There is often a misconception that philanthropy is for the affluent. Yet the dictionary definition of philanthropy says nothing about the level of a philanthropist’s wealth.
Philanthropy is defined as “the desire to promote the welfare of others, expressed by the generous donation of money to good causes”.
Nowhere does it state that you must have great personal wealth or a large business asset.
The truth is that the only “must” is to give something financially. What philanthropy means to one person can be very different to the next.
That’s why we’re often met with surprised looks when people who turn to our team for advice about giving or legacies - as they are in growing numbers - hear what they intend described as “philanthropy”. But it is.
However much money you would like to give or ring-fence, the significant question for them can often be, would they like to do something in life or death? And it’s one around which discussion has grown amid the UK Government’s heavily debated reforms to Inheritance Tax.
Lifetime gifting might start off as a one-off donation, possibly moving to regular giving through an employer’s Payroll Giving scheme to maximise the amount donated in a tax-efficient manner, with the additional benefit of Gift Aid for the charity.
This can bring income tax relief if you’re a higher-rate taxpayer - and charitable giving can reduce your estate for inheritance tax purposes. Gifts of land, property or shares to a charity are eligible for both capital gains and income tax relief.
Early conversations with solicitors and financial advisors can help establish which gifts would be most effective for you and your chosen charities.
If thinking about larger-scale donations and more sustained giving, it’s possible to set up your own charity or family foundation.
Here too, there can be tax benefits.
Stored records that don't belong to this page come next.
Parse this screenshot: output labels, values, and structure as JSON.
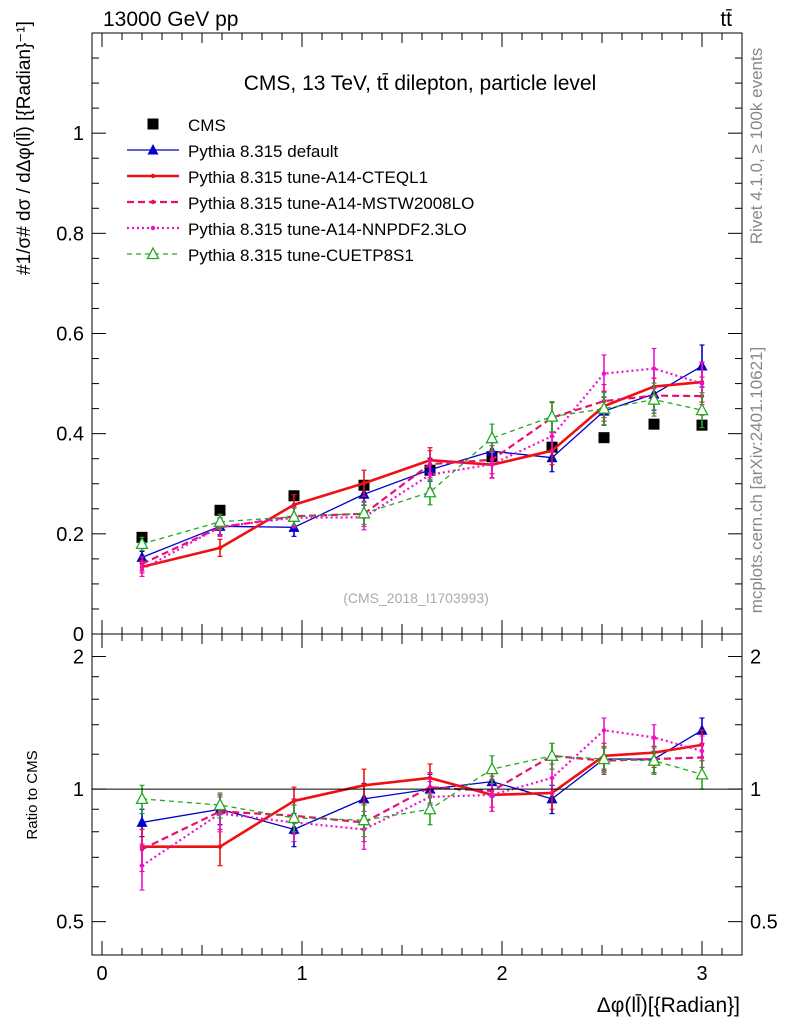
{
  "header": {
    "left_label": "13000 GeV pp",
    "right_label": "tt̄"
  },
  "side_labels": {
    "rivet": "Rivet 4.1.0, ≥ 100k events",
    "mcplots": "mcplots.cern.ch [arXiv:2401.10621]"
  },
  "chart_data": [
    {
      "type": "line",
      "panel": "main",
      "title": "CMS, 13 TeV, tt̄ dilepton, particle level",
      "watermark": "(CMS_2018_I1703993)",
      "ylabel": "#1/σ# dσ / dΔφ(ll̄) [{Radian}⁻¹]",
      "xlabel": "Δφ(ll̄)[{Radian}]",
      "xlim": [
        -0.05,
        3.2
      ],
      "ylim": [
        0,
        1.2
      ],
      "yticks": [
        0,
        0.2,
        0.4,
        0.6,
        0.8,
        1
      ],
      "ytick_labels": [
        "0",
        "0.2",
        "0.4",
        "0.6",
        "0.8",
        "1"
      ],
      "xticks": [
        0,
        1,
        2,
        3
      ],
      "xtick_labels": [
        "0",
        "1",
        "2",
        "3"
      ],
      "x": [
        0.2,
        0.59,
        0.96,
        1.31,
        1.64,
        1.95,
        2.25,
        2.51,
        2.76,
        3.0
      ],
      "bin_edges": [
        0.0,
        0.39,
        0.79,
        1.14,
        1.46,
        1.78,
        2.09,
        2.39,
        2.62,
        2.88,
        3.14
      ],
      "legend": {
        "position": "top-left",
        "entries": [
          "CMS",
          "Pythia 8.315 default",
          "Pythia 8.315 tune-A14-CTEQL1",
          "Pythia 8.315 tune-A14-MSTW2008LO",
          "Pythia 8.315 tune-A14-NNPDF2.3LO",
          "Pythia 8.315 tune-CUETP8S1"
        ]
      },
      "series": [
        {
          "name": "CMS",
          "style": "square",
          "color": "#000000",
          "values": [
            0.193,
            0.247,
            0.276,
            0.297,
            0.327,
            0.354,
            0.373,
            0.392,
            0.419,
            0.417
          ],
          "errors": [
            0.004,
            0.004,
            0.004,
            0.004,
            0.004,
            0.004,
            0.004,
            0.004,
            0.004,
            0.004
          ]
        },
        {
          "name": "Pythia 8.315 default",
          "style": "solid-triangle",
          "color": "#0000cc",
          "values": [
            0.153,
            0.215,
            0.213,
            0.279,
            0.328,
            0.365,
            0.352,
            0.445,
            0.479,
            0.535
          ],
          "errors": [
            0.012,
            0.017,
            0.018,
            0.022,
            0.023,
            0.025,
            0.028,
            0.028,
            0.032,
            0.042
          ]
        },
        {
          "name": "Pythia 8.315 tune-A14-CTEQL1",
          "style": "solid",
          "color": "#ee1111",
          "values": [
            0.134,
            0.172,
            0.258,
            0.301,
            0.347,
            0.338,
            0.366,
            0.455,
            0.494,
            0.503
          ],
          "errors": [
            0.012,
            0.017,
            0.02,
            0.026,
            0.025,
            0.026,
            0.028,
            0.03,
            0.035,
            0.04
          ]
        },
        {
          "name": "Pythia 8.315 tune-A14-MSTW2008LO",
          "style": "dashed",
          "color": "#e8106e",
          "values": [
            0.14,
            0.213,
            0.235,
            0.24,
            0.339,
            0.348,
            0.432,
            0.465,
            0.476,
            0.475
          ],
          "errors": [
            0.014,
            0.018,
            0.02,
            0.025,
            0.027,
            0.028,
            0.03,
            0.033,
            0.035,
            0.038
          ]
        },
        {
          "name": "Pythia 8.315 tune-A14-NNPDF2.3LO",
          "style": "dotted",
          "color": "#ee11cc",
          "values": [
            0.129,
            0.214,
            0.232,
            0.233,
            0.318,
            0.339,
            0.395,
            0.52,
            0.53,
            0.5
          ],
          "errors": [
            0.014,
            0.018,
            0.02,
            0.025,
            0.027,
            0.028,
            0.03,
            0.037,
            0.04,
            0.042
          ]
        },
        {
          "name": "Pythia 8.315 tune-CUETP8S1",
          "style": "dashed-open-triangle",
          "color": "#22aa22",
          "values": [
            0.18,
            0.224,
            0.234,
            0.241,
            0.283,
            0.391,
            0.434,
            0.45,
            0.468,
            0.447
          ],
          "errors": [
            0.013,
            0.015,
            0.017,
            0.022,
            0.025,
            0.028,
            0.03,
            0.032,
            0.033,
            0.035
          ]
        }
      ]
    },
    {
      "type": "line",
      "panel": "ratio",
      "ylabel": "Ratio to CMS",
      "ylim": [
        0.42,
        2.25
      ],
      "yscale": "log",
      "yticks": [
        0.5,
        1,
        2
      ],
      "ytick_labels": [
        "0.5",
        "1",
        "2"
      ],
      "reference_line": 1,
      "series": [
        {
          "name": "CMS",
          "values": [
            1,
            1,
            1,
            1,
            1,
            1,
            1,
            1,
            1,
            1
          ],
          "errors": [
            0.02,
            0.016,
            0.015,
            0.013,
            0.012,
            0.011,
            0.011,
            0.01,
            0.01,
            0.01
          ]
        },
        {
          "name": "Pythia 8.315 default",
          "values": [
            0.84,
            0.9,
            0.81,
            0.95,
            1.0,
            1.04,
            0.95,
            1.17,
            1.17,
            1.36
          ],
          "errors": [
            0.06,
            0.07,
            0.07,
            0.08,
            0.08,
            0.08,
            0.07,
            0.07,
            0.08,
            0.09
          ]
        },
        {
          "name": "Pythia 8.315 tune-A14-CTEQL1",
          "values": [
            0.74,
            0.74,
            0.94,
            1.02,
            1.06,
            0.97,
            0.98,
            1.19,
            1.21,
            1.26
          ],
          "errors": [
            0.07,
            0.07,
            0.07,
            0.09,
            0.08,
            0.08,
            0.08,
            0.08,
            0.09,
            0.1
          ]
        },
        {
          "name": "Pythia 8.315 tune-A14-MSTW2008LO",
          "values": [
            0.73,
            0.89,
            0.87,
            0.84,
            1.01,
            0.99,
            1.19,
            1.16,
            1.17,
            1.18
          ],
          "errors": [
            0.08,
            0.08,
            0.08,
            0.08,
            0.08,
            0.08,
            0.08,
            0.08,
            0.08,
            0.09
          ]
        },
        {
          "name": "Pythia 8.315 tune-A14-NNPDF2.3LO",
          "values": [
            0.67,
            0.88,
            0.84,
            0.81,
            0.96,
            0.97,
            1.06,
            1.36,
            1.31,
            1.22
          ],
          "errors": [
            0.08,
            0.08,
            0.08,
            0.08,
            0.08,
            0.08,
            0.08,
            0.09,
            0.09,
            0.1
          ]
        },
        {
          "name": "Pythia 8.315 tune-CUETP8S1",
          "values": [
            0.95,
            0.92,
            0.86,
            0.85,
            0.9,
            1.11,
            1.19,
            1.17,
            1.16,
            1.08
          ],
          "errors": [
            0.07,
            0.06,
            0.06,
            0.07,
            0.07,
            0.08,
            0.08,
            0.08,
            0.08,
            0.08
          ]
        }
      ]
    }
  ]
}
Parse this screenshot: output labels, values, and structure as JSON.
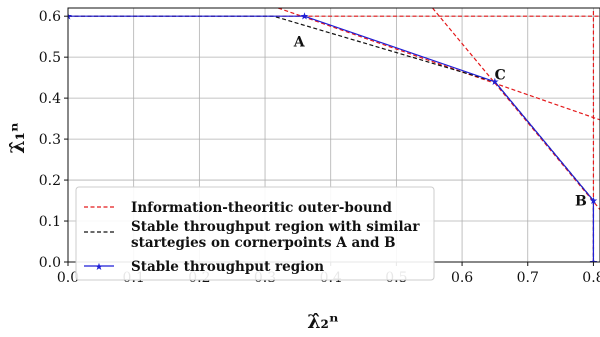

You may also want the enjoyment of being engaged with particular causes, perhaps also involving other members of your family.
This can also be done through a Donor Advised Fund (DAF). This lesser-known alternative to establishing your own charity essentially hands over operations - with the operation defined by you - to a third-party who removes the legal and regulative responsibilities of running a charity from you. These are often via the likes of community foundations.
An alternative to lifetime giving is to do so in your Will.
You can leave a fixed amount, specific assets or the residue of your estate to one or more charities. Your legacy or bequest will either be taken off the value of your estate before inheritance is calculated or reduce your inheritance tax rate if 10% or more of your net estate is left to charity.
For most charities, the ideal legacy will be one without conditions. Any, though, should be well drafted, with the charity clearly defined, along with clauses should they merge or cease to exist.
By consulting with your chosen charity (or charities) when making your Will, you can discuss with them the best way to receive your legacy, helping them budget for the future too,
Your own tax considerations may also drive your decision, and whatever you do, a well-drafted Will is essential.
Everyone’s journey of giving is different. Experiences - often through health or personal connections - shape that. It’s important, though, not to dismiss philanthropy as being for the super-rich. It’s surprising who our philanthropists actually are.